How Large Language Models Work: A Layered Process

Modern LLMs follow a structured, three-stage development pipeline:

1. Pretraining

A massive neural network is trained on a vast corpus of text to predict the next word in a sentence. This forms a probabilistic language model—the core capability of the LLM.


2. Instruction Fine-Tuning

The pretrained model is further trained on structured question-answer or task-specific pairs (e.g., "Explain this algorithm"). This teaches the model to follow human instructions.
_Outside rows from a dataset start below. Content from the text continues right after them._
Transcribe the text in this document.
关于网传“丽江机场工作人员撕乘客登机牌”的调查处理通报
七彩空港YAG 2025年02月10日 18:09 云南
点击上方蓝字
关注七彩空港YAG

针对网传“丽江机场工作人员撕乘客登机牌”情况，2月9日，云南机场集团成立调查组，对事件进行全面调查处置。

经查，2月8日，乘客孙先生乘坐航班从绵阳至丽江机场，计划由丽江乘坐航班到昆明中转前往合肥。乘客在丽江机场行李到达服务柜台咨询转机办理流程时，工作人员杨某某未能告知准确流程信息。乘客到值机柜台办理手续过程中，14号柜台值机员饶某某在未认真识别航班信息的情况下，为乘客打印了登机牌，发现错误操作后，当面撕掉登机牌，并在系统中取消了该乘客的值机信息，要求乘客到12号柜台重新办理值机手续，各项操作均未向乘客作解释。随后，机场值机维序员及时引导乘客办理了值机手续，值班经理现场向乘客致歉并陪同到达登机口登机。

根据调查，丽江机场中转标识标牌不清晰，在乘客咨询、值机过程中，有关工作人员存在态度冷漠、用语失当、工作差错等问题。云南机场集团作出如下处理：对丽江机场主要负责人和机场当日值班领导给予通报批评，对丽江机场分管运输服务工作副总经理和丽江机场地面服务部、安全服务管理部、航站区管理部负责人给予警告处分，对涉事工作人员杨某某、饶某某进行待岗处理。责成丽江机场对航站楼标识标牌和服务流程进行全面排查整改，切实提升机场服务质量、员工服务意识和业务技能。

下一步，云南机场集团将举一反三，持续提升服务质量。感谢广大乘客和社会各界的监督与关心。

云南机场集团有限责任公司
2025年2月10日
For open-source models like LLaMA or Mistral, they share their models at this stage, often published with the “Instruct” suffix:

https://huggingface.co/mistralai/Mistral-Small-3.1-24B-Instruct-2503


3. Preference Fine-Tuning

This stage is where the model starts to feel "smart."

Human annotators rank outputs, and a reward model is trained on these rankings. It is then used to align the LLM's responses with human preferences. This was the breakthrough that made ChatGPT feel dramatically more reliable than its predecessors.

Without this phase, models are far more likely to go off the rails—as we saw with Meta’s Galactica, which launched just two weeks before ChatGPT-3 and was quickly pulled after trolls exploited it to generate misinformation

DeepSeek follows this same general architecture—but with some key twists.